Maybe your little one is just old enough to walk the block in her favorite Disney outfit, or maybe he/ she will roam the neighborhood with another chaperone this Halloween, but sharing is a skill that most kids could work on.
Work on it they must, because sharing is a muscle that needs to be toned and conditioned, just like most habits in life. According to research by the Max Planck Institute for Human Cognitive and Brain Sciences in Leipzig, Germany, young ones very often know that sharing is “right,” but because of an underdevelopment of their impulse control center, they struggle to act “right.”
It’s like how adults already know that regular exercise is good for them, but don’t always break a sweat the recommended three days a week.
Children—sometimes— just can’t resist the urge to do something “bad.” In the Halloween example, that might be stealing someone else’s candy, or maybe just refusing to give away one candy that they don’t even like. Of course, this is just one theory on why children don’t always follow through with their fairness regime. The good news is that most kids do understand the concept of fair, and they can work on those self-control muscles.
“Just because the brain is that way doesn't mean it can't be changed,” says German researcher Nikolaus Steinbeis. “Education and setting a good example can have an enormous impact.”
For starters, begin with an approach that is appropriate for your child’s age.
Sharing for toddlers
Set the example. Show generosity with adults and children, and your kids will learn just by observing.
Set the scene ahead of time. Help children prepare to share by walking them through a situation ahead of time. In the candy scenario, help your kid identify some candy ahead of the big day that he/she may be willing to trade or share.
• Recognize their feelings. You can do this by asking questions like, “Are you scared you won’t have any Skittles left?” Doing this helps a little one understand his/her own feelings and, eventually, grow empathy for others.
Sharing for preschoolers
Prepare them with the right scripts. Help them to negotiate and solve differences with others by teaching and repeating the phrases, “Can I have a turn, please?” and “This is my work; I’m not ready to share yet.” Equipping your preschooler with the ability to negotiate boundaries is a great way to open sharing opportunities.
Teach them that having sharing boundaries is okay. If there’s a toy or an extra special kind of candy that is off-limits for sharing, show them how to politely decline a share. The flip side here is that there’s always something else that can be given. A good phrase here is, “Can I share something else with you instead?”
When you can and when it’s appropriate, see that each preschool aged child has their own items. If you have a playdate on the books, make sure everyone is equipped with the right play things. On Halloween, that could mean making sure everyone brings their favorite candy bag. This will help you avoid unnecessary friction.

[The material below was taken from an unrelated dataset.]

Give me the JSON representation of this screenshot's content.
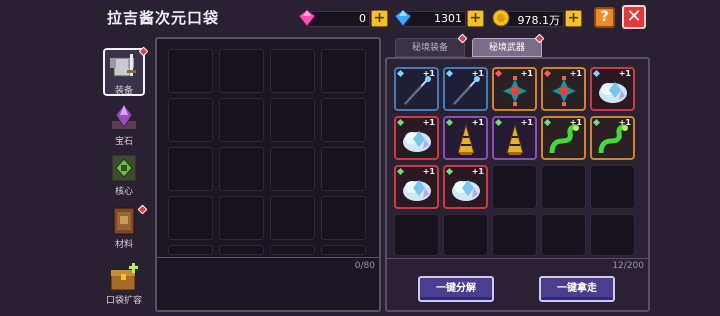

• Again, make a show of your good example. Whenever you can, model good sharing language and behavior.
Sharing for children in K-5
Use a timer to so that everyone knows the sharing is fair.
Let them decide. At this age, children have probably internalized basic concepts of sharing, so let them come up with their own solutions. For example, when another child cries for a turn with a toy, drive the one with the toy to a compromise. Ask: “How long will you be playing with the red truck?” Followed by: “When can you let Adam have a turn?”
• Practice by role playing. Asking a younger child to show an older sibling how to share is a low-stakes way to refine those skills!